The Central Park show came after the city had hosted a week of free hip-hop shows, with local heroes including Raekwon and Ghostface Killah in Staten Island, and KRS-One, Kool Moe Dee and Slick Rick in the Bronx. Tickets were required to attend the concert on the Great Lawn — most were free, but V.I.P. packages cost up to $5,000 — and the show was broadcast on television by CNN and on satellite radio by SiriusXM.

The concert was programmed by Clive Davis, the 89-year-old music eminence, who, in an interview this week, stressed the role that music could play in shaping society.

“It’s vital and important that New York be back,” he said.

Sounding invigorated, Mr. Davis described some of the last-minute work that had gone into putting together the show — which, in some ways, was a giant version of his annual pre-Grammy parties, where stars, often in combinations, perform for an elite music industry crowd.

“I still love music as much as ever,” he said.

To some extent, the lineup reflects Mr. Davis’s own career in music.
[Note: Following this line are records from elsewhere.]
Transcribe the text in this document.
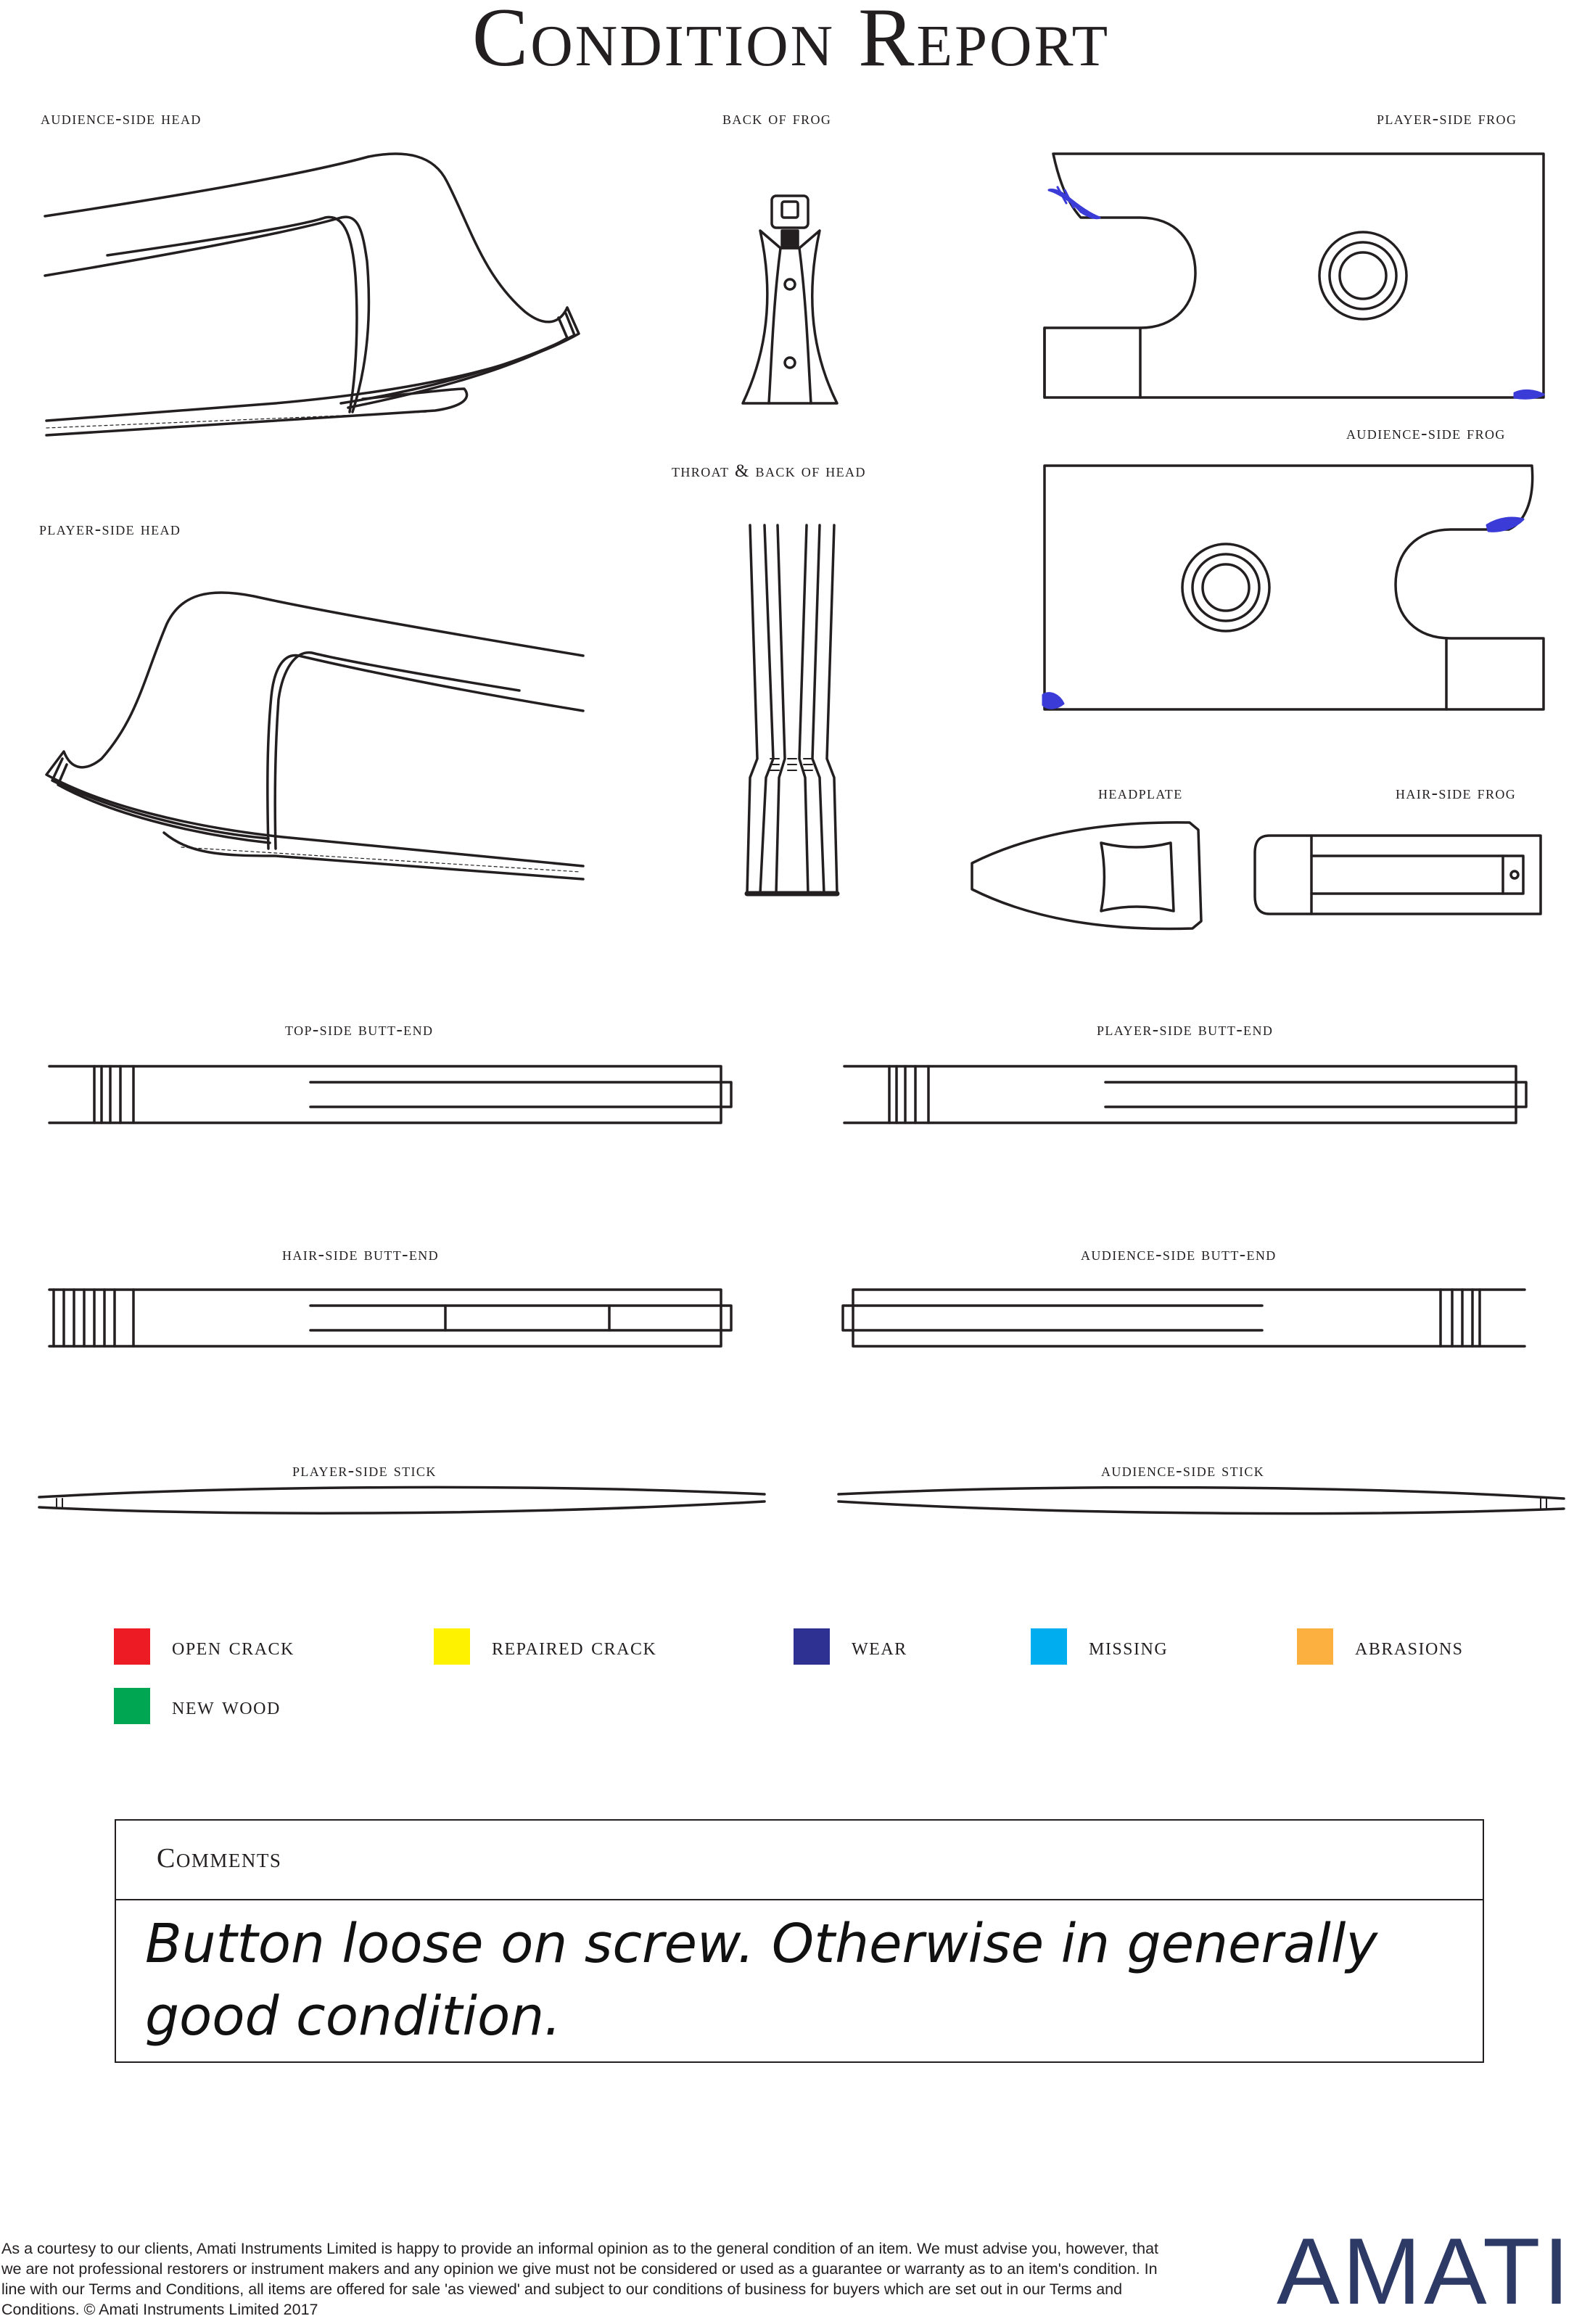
Condition Report
audience-side head	back of frog	player-side frog
audience-side frog
throat & back of head
player-side head
headplate	hair-side frog
top-side butt-end	player-side butt-end
hair-side butt-end	audience-side butt-end
player-side stick	audience-side stick
open crack	repaired crack	wear	missing	abrasions
new wood
Comments
Button loose on screw. Otherwise in generally good condition.
As a courtesy to our clients, Amati Instruments Limited is happy to provide an informal opinion as to the general condition of an item. We must advise you, however, that we are not professional restorers or instrument makers and any opinion we give must not be considered or used as a guarantee or warranty as to an item's condition. In line with our Terms and Conditions, all items are offered for sale 'as viewed' and subject to our conditions of business for buyers which are set out in our Terms and Conditions. © Amati Instruments Limited 2017	AMATI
After joining Columbia Records as a lawyer in 1960 — with no relevant experience in music — he rose through the ranks to become the company’s president in 1967 and quickly pushed the label to sign more rock acts. Later, at the Arista and J labels, he worked with R&B-leaning pop divas like Whitney Houston, seized on the commercial potential of hip-hop and engineered successful comebacks for a series of stars, such as Dionne Warwick, Aretha Franklin and Mr. Santana, and grew close to Mr. Simon.

Mr. Davis said that he had been contacted by Mr. de Blasio in May about putting together the show and that his first call had been to Mr. Springsteen.

“I picked up the phone and told him we were going to celebrate New York City,” Mr. Davis recalled. “He said he would show up and wanted to do a duet.” That duet will be with Patti Smith, on “Because the Night,” a 1978 song they wrote together.

It is an uncertain moment for the music industry. While some high-profile artists, including Garth Brooks, BTS and Nine Inch Nails, have canceled tour dates recently, the show is largely going on in the live-music business — but it hasn’t been easy. Concert protocols, in New York and elsewhere, have been in flux for months, as the federal authorities, local governments and businesses have adjusted to the changing realities of the virus.

Broadway is requiring masks and proof of vaccinations as its theaters reopen, and Los Angeles County recently announced that it would require masks at large outdoor events such as baseball games at Dodger Stadium and concerts at the Hollywood Bowl.

Mr. de Blasio has defended going ahead with the concert, noting that it was being held outdoors and for vaccinated people, even as some other events have been canceled. This year’s West Indian American Day parade in Brooklyn, for example, planned for Labor Day Weekend, has been canceled.

The eyes of the concert industry have been on Chicago, where the Lollapalooza festival drew 400,000 over four days in late July and early August, amid concerns that it could turn into a “superspreader” event. The festival, which was held outdoors, required that attendees show proof of vaccination or a negative test. Last week, the city said that 203 people attending the show had tested positive afterward and that no hospitalizations or deaths had been reported.